第330話 聖杯のお告げ(前編)
スイスで最も美しい教会があるといわれる街。
広大な敷地の中には豪邸があり、豪邸のすぐ近くには、教会が設けられていた。
教会ではステンドグラスから降り注ぐ朝日の中、黒髪の女性が祈りを捧げていた。
祈りを捧げていた黒髪の女性、スプリングベルは祈りを終えると、豪邸へ向かった。
「おはようございます、スプリングベル様、すでに朝食の準備は整っております」
黒服を着た金髪の若い男性秘書のアレックスが、玄関の前で恭しくいう。
「おはよう、アレックス、いつもありがとう」
スプリングベルはいうと、アレックスが開けた玄関ドアを通り、ダイニングへ向かった。
「聖杯から、相場以外のお告げがあったわ」、スプリングベルがいう。
「どのようなお告げでしょうか」、アレックスが尋ねる。
「獣がやってくる。

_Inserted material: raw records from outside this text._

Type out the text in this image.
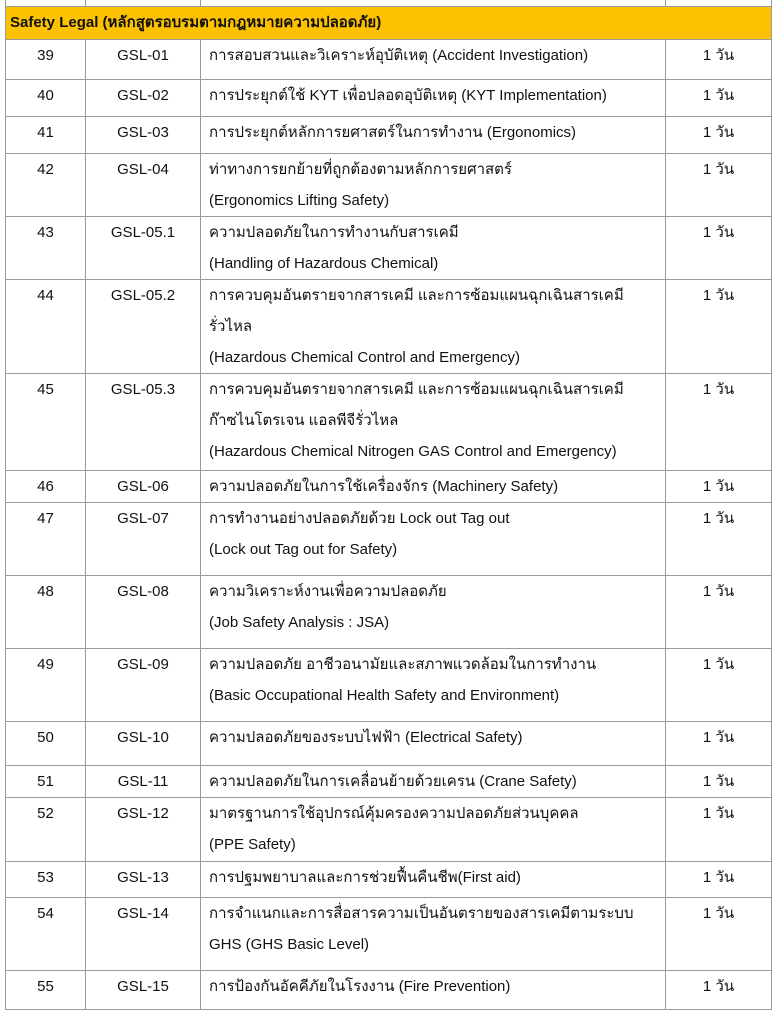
Safety Legal (หลักสูตรอบรมตามกฎหมายความปลอดภัย)			
39	GSL-01	การสอบสวนและวิเคราะห์อุบัติเหตุ (Accident Investigation)	1 วัน
40	GSL-02	การประยุกต์ใช้ KYT เพื่อปลอดอุบัติเหตุ (KYT Implementation)	1 วัน
41	GSL-03	การประยุกต์หลักการยศาสตร์ในการทำงาน (Ergonomics)	1 วัน
42	GSL-04	ท่าทางการยกย้ายที่ถูกต้องตามหลักการยศาสตร์
(Ergonomics Lifting Safety)	1 วัน
43	GSL-05.1	ความปลอดภัยในการทำงานกับสารเคมี
(Handling of Hazardous Chemical)	1 วัน
44	GSL-05.2	การควบคุมอันตรายจากสารเคมี และการซ้อมแผนฉุกเฉินสารเคมี
รั่วไหล
(Hazardous Chemical Control and Emergency)	1 วัน
45	GSL-05.3	การควบคุมอันตรายจากสารเคมี และการซ้อมแผนฉุกเฉินสารเคมี
ก๊าซไนโตรเจน แอลพีจีรั่วไหล
(Hazardous Chemical Nitrogen GAS Control and Emergency)	1 วัน
46	GSL-06	ความปลอดภัยในการใช้เครื่องจักร (Machinery Safety)	1 วัน
47	GSL-07	การทำงานอย่างปลอดภัยด้วย Lock out Tag out
(Lock out Tag out for Safety)	1 วัน
48	GSL-08	ความวิเคราะห์งานเพื่อความปลอดภัย
(Job Safety Analysis : JSA)	1 วัน
49	GSL-09	ความปลอดภัย อาชีวอนามัยและสภาพแวดล้อมในการทำงาน
(Basic Occupational Health Safety and Environment)	1 วัน
50	GSL-10	ความปลอดภัยของระบบไฟฟ้า (Electrical Safety)	1 วัน
51	GSL-11	ความปลอดภัยในการเคลื่อนย้ายด้วยเครน (Crane Safety)	1 วัน
52	GSL-12	มาตรฐานการใช้อุปกรณ์คุ้มครองความปลอดภัยส่วนบุคคล
(PPE Safety)	1 วัน
53	GSL-13	การปฐมพยาบาลและการช่วยฟื้นคืนชีพ(First aid)	1 วัน
54	GSL-14	การจำแนกและการสื่อสารความเป็นอันตรายของสารเคมีตามระบบ
GHS (GHS Basic Level)	1 วัน
55	GSL-15	การป้องกันอัคคีภัยในโรงงาน (Fire Prevention)	1 วัน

備えを怠るな」、スプリングベルがいう。
「かしこまりました」、アレックスが答えた。
同日の深夜。
スプリングベルが所有する広大な敷地の中、黒の服に身を包んだ2人の男がいた。
2人の男は森の中を、スプリングベルの豪邸を目指し、進んでいた。
2人の男の目的は、プライベートバンカーであるスプリングベルの資産だった。
スイスのプライベートバンカーで、黒髪でオリエンタルな美貌のスプリングベル。
彼女は、各国政財界の要人や大口の機関投資家の資産運用を行っているという噂だった。
プライベートバンカーには謎が多いが、彼女の存在は多くの国民に知られていた。
彼女は慈善団体に多額の寄付を行っており、その活動は広く知られていた。
彼女が住んでいる豪邸は、広大な敷地の中にあり、豪邸の周囲は森で囲まれていた。
2人の男が調べたところ、自宅である豪邸の警備は手薄らしいことがわかった。
2人の男は、森の中を抜けて、スプリングベルの豪邸が見えるところまでたどりついた。
豪邸に明かりはなかったが、この先に高い木々はなく、身を隠すような場所はなかった。
一気に豪邸まで、駆け抜けるしかない。
2人の男は、お互いに顔を見合わせると、うなずいた。
2人の男は、豪邸に向かって駆け出した。
2人の男が駆け出した瞬間、足元の地面が消失し、2人の男は深く掘られた穴に落下した。
同時刻、スプリングベルの豪邸の中の一室。
「聖杯のお告げどおりに現れた獣は、2匹か」
2人の男が穴に落下する様子を、モニターで見ていたアレックスがつぶやいた。
アレックスは地元警察との専用回線を使い、2人の男を確保するよう依頼した。